Bilan après l’ouragan Milton

 Bilan après l’ouragan Milton

(Suite de la partie 1.)

Cinq jours avant l’arrivée de l’ouragan

Dimanche, il était temps de vérifier le niveau d’essence de tous les véhicules et des bidons de 5 gallons. J’avais 15 gallons de gaz sans éthanol pour l’équipement, et je devais remplir trois bidons vides de gaz ordinaire pour le véhicule et le camion de la ferme. J’ai également fait le plein de mon camion et du 4×4 de ma femme. C’était le dimanche avant la tempête et avant que la panique ne commence à s’emparer du carburant. Mon tracteur et mon générateur fonctionnent au diesel. Le dimanche, j’ai estimé qu’il y avait 70 gallons de diesel en stock et que cela suffirait pour faire face à l’ouragan.

Une vérification du réservoir de propane de 250 gallons a montré que nous étions à 70 % de sa capacité. Les réservoirs de propane ne sont remplis qu’à 80 % de leur capacité. Je la remplis généralement une fois par an, lorsqu’elle est à environ 40 %. La cuisinière et le chauffe-eau fonctionnent au propane. Nous pouvons ainsi cuisiner et nous laver lorsque le réseau électrique est coupé. Pendant que les voisins cuisinent sur leurs réchauds de camping, nous cuisinons comme d’habitude, sur la cuisinière de la cuisine.

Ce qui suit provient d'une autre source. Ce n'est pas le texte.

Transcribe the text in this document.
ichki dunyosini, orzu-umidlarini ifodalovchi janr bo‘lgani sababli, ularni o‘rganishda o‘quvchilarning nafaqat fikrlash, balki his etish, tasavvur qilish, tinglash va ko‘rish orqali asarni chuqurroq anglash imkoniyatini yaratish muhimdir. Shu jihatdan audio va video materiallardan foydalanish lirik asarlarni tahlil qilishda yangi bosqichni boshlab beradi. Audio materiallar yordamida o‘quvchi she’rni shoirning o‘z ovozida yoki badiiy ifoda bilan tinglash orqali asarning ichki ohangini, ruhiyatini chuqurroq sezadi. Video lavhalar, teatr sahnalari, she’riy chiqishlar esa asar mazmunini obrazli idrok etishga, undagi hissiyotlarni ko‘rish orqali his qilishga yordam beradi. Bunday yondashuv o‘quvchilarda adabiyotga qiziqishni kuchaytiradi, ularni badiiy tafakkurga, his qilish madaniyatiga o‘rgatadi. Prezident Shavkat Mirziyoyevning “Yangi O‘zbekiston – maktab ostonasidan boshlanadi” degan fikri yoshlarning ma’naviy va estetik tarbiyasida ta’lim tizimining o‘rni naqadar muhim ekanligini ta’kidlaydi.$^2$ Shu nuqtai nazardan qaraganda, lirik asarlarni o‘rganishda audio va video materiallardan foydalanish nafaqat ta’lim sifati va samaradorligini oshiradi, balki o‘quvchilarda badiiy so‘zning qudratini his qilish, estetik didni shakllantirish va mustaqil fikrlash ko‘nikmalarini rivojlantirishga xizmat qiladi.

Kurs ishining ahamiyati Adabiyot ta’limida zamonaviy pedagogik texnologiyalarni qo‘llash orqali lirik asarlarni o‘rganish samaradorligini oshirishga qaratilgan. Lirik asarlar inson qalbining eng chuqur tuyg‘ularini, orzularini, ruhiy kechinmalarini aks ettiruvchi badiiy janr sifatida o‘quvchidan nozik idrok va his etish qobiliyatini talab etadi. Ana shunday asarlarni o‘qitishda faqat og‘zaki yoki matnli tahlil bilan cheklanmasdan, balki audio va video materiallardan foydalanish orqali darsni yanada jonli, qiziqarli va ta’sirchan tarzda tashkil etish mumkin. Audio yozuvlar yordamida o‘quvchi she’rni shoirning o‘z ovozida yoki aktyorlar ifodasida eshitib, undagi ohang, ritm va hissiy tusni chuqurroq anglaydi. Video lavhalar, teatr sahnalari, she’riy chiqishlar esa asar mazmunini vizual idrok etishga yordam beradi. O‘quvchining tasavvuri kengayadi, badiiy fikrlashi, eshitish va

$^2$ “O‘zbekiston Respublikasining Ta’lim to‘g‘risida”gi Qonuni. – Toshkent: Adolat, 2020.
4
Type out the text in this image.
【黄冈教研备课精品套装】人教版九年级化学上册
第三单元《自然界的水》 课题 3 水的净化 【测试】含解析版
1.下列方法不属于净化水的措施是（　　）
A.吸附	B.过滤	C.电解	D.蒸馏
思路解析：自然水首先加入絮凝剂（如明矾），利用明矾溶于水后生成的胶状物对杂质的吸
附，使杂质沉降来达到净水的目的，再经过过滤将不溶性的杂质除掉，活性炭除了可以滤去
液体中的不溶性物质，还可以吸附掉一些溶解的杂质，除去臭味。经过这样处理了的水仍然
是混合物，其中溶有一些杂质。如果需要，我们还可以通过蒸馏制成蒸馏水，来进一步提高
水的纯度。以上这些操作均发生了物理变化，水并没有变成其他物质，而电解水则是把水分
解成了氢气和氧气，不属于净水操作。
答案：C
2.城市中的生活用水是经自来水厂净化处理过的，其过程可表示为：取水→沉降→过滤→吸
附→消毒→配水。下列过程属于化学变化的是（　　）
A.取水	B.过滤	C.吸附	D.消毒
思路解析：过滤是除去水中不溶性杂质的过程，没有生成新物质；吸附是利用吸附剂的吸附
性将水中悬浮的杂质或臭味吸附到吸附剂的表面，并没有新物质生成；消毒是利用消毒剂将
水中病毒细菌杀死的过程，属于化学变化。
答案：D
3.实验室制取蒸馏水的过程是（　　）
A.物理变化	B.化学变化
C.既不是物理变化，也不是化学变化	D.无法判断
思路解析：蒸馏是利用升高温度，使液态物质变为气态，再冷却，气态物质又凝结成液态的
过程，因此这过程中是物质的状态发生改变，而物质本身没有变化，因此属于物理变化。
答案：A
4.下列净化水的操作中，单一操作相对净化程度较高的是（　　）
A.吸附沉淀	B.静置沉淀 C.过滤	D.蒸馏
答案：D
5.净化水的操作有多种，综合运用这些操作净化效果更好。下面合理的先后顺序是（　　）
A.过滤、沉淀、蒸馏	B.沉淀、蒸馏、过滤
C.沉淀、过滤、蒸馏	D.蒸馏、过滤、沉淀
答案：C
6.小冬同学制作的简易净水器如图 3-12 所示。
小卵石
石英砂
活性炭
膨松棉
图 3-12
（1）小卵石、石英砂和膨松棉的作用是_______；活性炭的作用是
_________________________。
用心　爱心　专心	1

Dimanche, j’ai reçu le message que l’école avait été annulée en prévision de l’ouragan. Lundi, je me suis occupée de sécuriser les choses autour de la maison et de la grange qui risquaient d’être emportées par le vent ou d’être endommagées.

Mardi, la plupart des préparatifs obligatoires étaient terminés. C’est à ce moment-là que nous avons commencé à élaborer des scénarios de simulation. Ai-je vraiment assez de carburant diesel ? Que se passerait-il si nous étions privés d’électricité pendant plus de 7 jours ? J’ai décidé de remplir un autre fût de 55 gallons de carburant. Mardi à 9 heures, la plupart des stations-service n’avaient plus de carburant. tous les niveaux d’octane de l’essence. Je suis à environ 20 miles à l’est de l’I-75 et il y a donc beaucoup de stations-service. Pas d’essence. Ma station préférée propose de l’essence et du diesel pour véhicules tout-terrain. Il n’y avait plus rien des deux. La plupart des stations avaient encore du diesel. En fait, je ne pense pas qu’il y ait eu beaucoup de stations à manquer de diesel. Bon à savoir.

Une fois le carburant diesel assuré, je l’ai traité avec mon cocktail habituel d’additifs. Les vieux tracteurs et générateurs n’aiment pas les nouveaux carburants diesel à faible teneur en soufre. Un mécanicien spécialisé dans les moteurs diesel m’a conseillé d’ajouter de l’huile pour moteur à deux temps aux lubrifiants de mes anciens équipements diesel. Il m’a suggéré de ne pas utiliser l’huile TC-W3 pour moteurs hors-bord et d’opter pour l’huile bon marché pour matériel de jardinage. J’ajoute 16 onces d’huile pour moteur à deux temps et 16 onces de Lucas Fuel Treatment à tous les 55 gallons de carburant diesel. Jusqu’à présent, cela a bien fonctionné pour mon ancien matériel.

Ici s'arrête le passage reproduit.